The Ambulatory Surgical Center Quality Reporting (ASCQR) Program

The ASCQR is administered by the Centers for Medicare & Medicaid Services (CMS) and has been collecting outcomes data from ASCs since 2012. A total of nine different performance measures will be reported in 2018. “In selecting measures for the ASC Quality Reporting Program,” CMS said, “we have focused on measures that have a high impact on and support [US Department of Health and Human Services] and CMS priorities for improved health care outcomes, quality, safety, efficiency and satisfaction for patients.”

Today, 96.9 percent of the ASCs in the country—or more than 5,400 ASCs—collect and report performance measures to the government. That information is publicly available through the link below.

The ASC Quality Collaboration (ASC QC) Program

The ASC Quality Collaboration (ASC QC) is a cooperative effort of organizations and companies that was formed early in 2006 to initiate the process of developing standardized ASC quality measures.

The organization’s stakeholders include ASC operators and centers, ASC associations, professional societies and accrediting bodies that focus on health care quality and safety.

The measures developed by the ASC QC include both outcome measures and process measures. An outcome measure assesses patients for a specific result following a health care intervention.
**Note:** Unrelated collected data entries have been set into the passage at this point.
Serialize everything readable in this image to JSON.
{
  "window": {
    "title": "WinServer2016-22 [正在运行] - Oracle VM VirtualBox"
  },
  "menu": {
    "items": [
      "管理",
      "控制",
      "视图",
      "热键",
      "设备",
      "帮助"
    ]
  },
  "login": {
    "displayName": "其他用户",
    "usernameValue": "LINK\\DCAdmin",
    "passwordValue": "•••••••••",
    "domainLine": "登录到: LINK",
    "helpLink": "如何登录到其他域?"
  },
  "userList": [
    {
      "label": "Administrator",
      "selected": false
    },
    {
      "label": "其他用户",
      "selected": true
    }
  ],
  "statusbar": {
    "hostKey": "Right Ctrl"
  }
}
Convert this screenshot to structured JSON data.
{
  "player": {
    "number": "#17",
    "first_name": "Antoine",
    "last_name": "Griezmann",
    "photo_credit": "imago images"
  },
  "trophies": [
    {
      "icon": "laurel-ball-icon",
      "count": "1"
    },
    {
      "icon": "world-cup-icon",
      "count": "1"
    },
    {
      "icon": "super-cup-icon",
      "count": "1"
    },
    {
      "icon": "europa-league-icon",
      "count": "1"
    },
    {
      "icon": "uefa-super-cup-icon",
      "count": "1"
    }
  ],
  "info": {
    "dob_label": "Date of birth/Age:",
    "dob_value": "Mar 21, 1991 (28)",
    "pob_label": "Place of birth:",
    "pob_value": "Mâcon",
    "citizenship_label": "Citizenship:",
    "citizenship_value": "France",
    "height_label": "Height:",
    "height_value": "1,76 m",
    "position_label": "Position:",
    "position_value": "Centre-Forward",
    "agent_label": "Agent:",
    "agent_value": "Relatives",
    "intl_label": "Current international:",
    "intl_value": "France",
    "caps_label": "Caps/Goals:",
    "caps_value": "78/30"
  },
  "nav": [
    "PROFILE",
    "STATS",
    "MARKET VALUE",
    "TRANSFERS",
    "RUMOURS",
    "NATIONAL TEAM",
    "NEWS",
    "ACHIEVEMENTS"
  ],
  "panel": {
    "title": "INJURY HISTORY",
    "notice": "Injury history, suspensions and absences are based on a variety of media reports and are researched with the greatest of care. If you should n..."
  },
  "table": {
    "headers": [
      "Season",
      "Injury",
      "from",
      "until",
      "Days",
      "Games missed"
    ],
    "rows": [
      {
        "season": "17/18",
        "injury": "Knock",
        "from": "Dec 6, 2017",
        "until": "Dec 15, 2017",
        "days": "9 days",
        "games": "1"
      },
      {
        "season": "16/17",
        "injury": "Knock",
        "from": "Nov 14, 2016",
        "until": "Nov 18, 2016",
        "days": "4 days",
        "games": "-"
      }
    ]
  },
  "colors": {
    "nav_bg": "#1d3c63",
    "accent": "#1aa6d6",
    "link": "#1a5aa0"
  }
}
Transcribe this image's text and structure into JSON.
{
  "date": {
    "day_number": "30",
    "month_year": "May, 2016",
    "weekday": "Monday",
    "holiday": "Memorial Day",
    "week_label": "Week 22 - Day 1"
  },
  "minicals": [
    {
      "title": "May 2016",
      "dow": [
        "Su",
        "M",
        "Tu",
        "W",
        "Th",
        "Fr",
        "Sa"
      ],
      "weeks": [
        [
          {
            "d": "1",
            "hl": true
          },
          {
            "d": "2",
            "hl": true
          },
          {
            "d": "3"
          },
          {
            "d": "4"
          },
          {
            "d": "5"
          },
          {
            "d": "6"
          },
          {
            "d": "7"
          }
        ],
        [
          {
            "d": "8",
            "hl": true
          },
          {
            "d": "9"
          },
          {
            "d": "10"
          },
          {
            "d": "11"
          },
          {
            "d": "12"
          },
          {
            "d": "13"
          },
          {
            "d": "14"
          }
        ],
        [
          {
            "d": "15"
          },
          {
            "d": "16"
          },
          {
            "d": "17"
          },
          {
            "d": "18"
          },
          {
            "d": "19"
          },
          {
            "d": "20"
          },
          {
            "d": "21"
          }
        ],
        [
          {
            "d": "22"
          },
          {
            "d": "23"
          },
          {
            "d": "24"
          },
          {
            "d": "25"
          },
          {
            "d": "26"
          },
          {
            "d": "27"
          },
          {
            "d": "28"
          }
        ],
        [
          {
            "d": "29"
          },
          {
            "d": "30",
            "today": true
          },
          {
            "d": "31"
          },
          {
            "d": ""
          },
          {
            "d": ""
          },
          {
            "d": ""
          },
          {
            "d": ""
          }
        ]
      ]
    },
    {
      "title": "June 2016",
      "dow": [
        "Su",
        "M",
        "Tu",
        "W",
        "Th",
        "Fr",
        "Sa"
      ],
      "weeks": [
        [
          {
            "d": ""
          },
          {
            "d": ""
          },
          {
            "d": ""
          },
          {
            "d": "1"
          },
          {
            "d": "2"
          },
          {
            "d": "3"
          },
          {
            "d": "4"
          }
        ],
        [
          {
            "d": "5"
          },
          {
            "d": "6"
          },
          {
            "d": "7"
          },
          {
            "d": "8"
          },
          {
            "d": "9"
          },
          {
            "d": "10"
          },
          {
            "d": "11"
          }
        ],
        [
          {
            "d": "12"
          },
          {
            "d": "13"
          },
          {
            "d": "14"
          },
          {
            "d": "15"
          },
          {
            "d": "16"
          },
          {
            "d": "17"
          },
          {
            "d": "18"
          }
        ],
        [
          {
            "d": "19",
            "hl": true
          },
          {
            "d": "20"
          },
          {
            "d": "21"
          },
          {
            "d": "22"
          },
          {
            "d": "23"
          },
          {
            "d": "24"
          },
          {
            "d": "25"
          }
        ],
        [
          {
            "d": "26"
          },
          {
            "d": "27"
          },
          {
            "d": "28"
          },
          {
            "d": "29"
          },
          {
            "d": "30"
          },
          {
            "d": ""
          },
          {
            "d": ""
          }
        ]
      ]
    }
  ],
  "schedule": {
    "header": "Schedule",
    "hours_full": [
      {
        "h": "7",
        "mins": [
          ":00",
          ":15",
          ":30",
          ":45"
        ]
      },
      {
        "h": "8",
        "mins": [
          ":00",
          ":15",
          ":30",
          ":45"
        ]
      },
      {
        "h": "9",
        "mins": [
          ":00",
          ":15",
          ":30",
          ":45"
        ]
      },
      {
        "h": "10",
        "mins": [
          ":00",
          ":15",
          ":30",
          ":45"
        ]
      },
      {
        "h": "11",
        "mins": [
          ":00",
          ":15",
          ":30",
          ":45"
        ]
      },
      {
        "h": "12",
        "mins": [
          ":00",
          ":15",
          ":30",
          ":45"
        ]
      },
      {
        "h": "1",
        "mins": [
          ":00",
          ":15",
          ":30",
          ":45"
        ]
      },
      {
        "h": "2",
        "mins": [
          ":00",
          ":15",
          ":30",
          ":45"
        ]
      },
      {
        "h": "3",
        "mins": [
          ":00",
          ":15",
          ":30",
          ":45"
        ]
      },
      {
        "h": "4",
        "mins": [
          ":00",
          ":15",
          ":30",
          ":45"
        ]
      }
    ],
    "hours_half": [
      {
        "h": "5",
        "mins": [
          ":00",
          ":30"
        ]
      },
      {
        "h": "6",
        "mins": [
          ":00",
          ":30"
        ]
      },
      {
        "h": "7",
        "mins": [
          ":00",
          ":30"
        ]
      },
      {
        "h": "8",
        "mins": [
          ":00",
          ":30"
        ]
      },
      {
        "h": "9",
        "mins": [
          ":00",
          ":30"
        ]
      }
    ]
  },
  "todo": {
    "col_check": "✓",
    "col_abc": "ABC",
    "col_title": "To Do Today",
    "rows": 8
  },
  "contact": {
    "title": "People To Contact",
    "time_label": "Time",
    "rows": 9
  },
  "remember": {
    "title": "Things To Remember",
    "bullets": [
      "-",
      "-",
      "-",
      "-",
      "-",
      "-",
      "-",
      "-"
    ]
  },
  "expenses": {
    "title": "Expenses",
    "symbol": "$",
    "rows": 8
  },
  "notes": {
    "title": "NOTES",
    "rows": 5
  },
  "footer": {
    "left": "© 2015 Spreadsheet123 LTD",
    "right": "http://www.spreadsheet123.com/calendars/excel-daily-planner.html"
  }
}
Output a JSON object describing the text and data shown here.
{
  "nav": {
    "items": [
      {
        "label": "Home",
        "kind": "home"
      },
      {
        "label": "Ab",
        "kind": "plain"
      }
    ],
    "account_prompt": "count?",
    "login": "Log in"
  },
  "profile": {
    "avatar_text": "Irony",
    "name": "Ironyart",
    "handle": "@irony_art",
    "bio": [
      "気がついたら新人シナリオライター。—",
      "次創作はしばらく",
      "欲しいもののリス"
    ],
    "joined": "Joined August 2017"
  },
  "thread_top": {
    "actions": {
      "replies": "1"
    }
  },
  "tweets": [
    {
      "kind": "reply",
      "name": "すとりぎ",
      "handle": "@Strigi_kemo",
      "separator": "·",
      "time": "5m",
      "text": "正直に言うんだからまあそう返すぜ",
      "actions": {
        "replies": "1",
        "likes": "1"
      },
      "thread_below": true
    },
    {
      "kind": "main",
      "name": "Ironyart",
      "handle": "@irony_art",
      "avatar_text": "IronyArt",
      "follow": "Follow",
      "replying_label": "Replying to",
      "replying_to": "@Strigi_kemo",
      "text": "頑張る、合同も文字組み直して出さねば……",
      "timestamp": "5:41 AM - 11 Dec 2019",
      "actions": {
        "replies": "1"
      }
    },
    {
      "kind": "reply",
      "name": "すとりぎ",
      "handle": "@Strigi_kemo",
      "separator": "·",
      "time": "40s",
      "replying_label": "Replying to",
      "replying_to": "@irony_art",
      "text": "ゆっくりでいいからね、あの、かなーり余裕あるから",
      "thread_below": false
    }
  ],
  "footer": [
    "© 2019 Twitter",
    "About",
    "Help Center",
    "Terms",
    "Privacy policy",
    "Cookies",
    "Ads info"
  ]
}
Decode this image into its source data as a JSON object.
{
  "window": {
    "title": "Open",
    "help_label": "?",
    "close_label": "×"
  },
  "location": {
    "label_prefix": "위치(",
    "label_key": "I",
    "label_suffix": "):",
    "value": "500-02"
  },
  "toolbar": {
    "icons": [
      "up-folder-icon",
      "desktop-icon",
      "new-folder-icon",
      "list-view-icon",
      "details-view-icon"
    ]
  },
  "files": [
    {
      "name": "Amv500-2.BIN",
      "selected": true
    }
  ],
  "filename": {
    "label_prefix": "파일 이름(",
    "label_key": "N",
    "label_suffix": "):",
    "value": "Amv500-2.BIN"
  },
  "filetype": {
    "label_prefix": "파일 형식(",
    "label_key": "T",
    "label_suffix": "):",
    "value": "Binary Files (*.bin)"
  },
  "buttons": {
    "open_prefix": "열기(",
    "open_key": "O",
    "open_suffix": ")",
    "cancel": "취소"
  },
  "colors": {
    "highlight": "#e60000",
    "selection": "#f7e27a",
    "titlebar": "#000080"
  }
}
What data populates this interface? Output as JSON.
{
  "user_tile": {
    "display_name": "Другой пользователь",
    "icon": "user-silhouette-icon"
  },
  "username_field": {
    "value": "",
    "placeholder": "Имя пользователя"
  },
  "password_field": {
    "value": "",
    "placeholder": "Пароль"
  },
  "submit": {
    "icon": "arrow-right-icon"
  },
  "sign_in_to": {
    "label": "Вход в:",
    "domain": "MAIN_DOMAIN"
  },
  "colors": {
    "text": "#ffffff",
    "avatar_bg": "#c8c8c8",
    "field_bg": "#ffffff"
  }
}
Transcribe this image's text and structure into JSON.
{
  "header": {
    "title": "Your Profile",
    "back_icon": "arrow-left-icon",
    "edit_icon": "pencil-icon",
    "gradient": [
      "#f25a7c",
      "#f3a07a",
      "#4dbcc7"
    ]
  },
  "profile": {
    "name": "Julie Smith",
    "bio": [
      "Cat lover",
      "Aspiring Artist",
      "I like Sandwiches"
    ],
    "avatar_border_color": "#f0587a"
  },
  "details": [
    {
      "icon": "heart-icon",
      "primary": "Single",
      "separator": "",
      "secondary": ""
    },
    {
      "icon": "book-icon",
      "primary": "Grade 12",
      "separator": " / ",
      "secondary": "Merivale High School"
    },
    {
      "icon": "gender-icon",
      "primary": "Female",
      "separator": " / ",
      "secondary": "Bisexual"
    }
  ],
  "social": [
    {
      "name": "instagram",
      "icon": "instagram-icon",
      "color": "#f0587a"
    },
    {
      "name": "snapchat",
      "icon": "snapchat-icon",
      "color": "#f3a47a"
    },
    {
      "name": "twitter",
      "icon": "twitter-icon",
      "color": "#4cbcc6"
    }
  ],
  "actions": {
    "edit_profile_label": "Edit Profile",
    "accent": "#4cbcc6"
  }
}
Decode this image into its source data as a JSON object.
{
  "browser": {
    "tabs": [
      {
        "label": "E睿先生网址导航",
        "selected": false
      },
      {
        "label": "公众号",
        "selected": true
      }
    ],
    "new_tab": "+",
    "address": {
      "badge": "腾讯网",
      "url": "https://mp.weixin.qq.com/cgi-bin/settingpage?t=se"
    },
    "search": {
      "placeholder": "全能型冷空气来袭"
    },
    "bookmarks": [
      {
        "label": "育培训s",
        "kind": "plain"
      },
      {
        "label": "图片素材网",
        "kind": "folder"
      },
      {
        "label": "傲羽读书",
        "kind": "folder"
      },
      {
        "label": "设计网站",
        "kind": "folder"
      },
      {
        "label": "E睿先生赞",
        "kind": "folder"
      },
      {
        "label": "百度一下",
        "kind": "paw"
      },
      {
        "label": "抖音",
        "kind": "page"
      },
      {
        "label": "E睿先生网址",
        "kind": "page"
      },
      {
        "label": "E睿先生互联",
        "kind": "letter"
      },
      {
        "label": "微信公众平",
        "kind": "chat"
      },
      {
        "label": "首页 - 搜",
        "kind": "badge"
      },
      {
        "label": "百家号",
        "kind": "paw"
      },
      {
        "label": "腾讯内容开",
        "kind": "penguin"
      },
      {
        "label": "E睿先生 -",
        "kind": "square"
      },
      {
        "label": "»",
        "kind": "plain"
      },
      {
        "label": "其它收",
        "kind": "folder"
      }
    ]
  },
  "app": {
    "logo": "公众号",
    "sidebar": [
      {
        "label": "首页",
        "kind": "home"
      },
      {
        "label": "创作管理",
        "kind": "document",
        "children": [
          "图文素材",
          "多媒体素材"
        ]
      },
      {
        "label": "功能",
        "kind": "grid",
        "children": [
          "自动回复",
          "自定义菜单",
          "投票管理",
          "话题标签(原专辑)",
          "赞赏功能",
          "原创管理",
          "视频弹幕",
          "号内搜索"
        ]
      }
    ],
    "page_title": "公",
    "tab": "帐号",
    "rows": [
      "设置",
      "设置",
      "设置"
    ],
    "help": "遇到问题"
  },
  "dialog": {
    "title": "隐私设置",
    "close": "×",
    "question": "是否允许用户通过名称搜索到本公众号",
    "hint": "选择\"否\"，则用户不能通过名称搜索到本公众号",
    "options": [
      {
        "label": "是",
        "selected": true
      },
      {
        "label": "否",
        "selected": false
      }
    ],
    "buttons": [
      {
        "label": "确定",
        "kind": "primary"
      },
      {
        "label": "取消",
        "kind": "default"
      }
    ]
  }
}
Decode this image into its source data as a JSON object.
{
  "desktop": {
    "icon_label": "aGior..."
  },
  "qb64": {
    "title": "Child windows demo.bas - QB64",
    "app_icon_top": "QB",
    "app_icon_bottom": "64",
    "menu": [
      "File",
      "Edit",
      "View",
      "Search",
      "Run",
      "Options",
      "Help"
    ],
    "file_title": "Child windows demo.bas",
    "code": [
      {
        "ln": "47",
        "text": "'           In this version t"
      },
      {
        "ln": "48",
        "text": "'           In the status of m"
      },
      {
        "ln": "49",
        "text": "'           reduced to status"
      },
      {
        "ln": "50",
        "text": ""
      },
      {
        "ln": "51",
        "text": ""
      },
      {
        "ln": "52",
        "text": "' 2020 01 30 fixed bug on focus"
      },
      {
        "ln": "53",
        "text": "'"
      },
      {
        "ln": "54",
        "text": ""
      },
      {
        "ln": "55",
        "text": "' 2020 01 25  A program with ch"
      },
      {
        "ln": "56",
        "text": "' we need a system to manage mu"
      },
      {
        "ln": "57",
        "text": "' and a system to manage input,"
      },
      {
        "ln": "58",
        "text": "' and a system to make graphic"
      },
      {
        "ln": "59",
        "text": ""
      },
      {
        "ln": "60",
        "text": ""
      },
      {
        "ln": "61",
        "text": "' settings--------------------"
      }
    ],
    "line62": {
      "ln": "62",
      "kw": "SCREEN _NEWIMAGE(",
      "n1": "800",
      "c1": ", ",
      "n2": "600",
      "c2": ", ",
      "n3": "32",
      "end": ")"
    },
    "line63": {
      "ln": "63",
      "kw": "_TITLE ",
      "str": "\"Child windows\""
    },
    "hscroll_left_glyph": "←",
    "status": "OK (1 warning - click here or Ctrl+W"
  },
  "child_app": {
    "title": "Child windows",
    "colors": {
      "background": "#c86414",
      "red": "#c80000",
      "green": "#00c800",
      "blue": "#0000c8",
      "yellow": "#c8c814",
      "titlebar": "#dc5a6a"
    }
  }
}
A process measure evaluates a particular aspect of the care that is delivered to the patient.

In 2017, 1,484 ASCs, including 918 multispecialty ASCs and 566 single-specialty ASCs—representing 49 states—voluntarily participated in this rigorous reporting of 11 distinct ASC performance measures.

Interested parties should note that while fewer ASCs participate in the ASC QC quality reporting program, most observers have indicated that its reports are much more accessible and “user friendly” for patients and non-health care professionals than the public reporting published by CMS.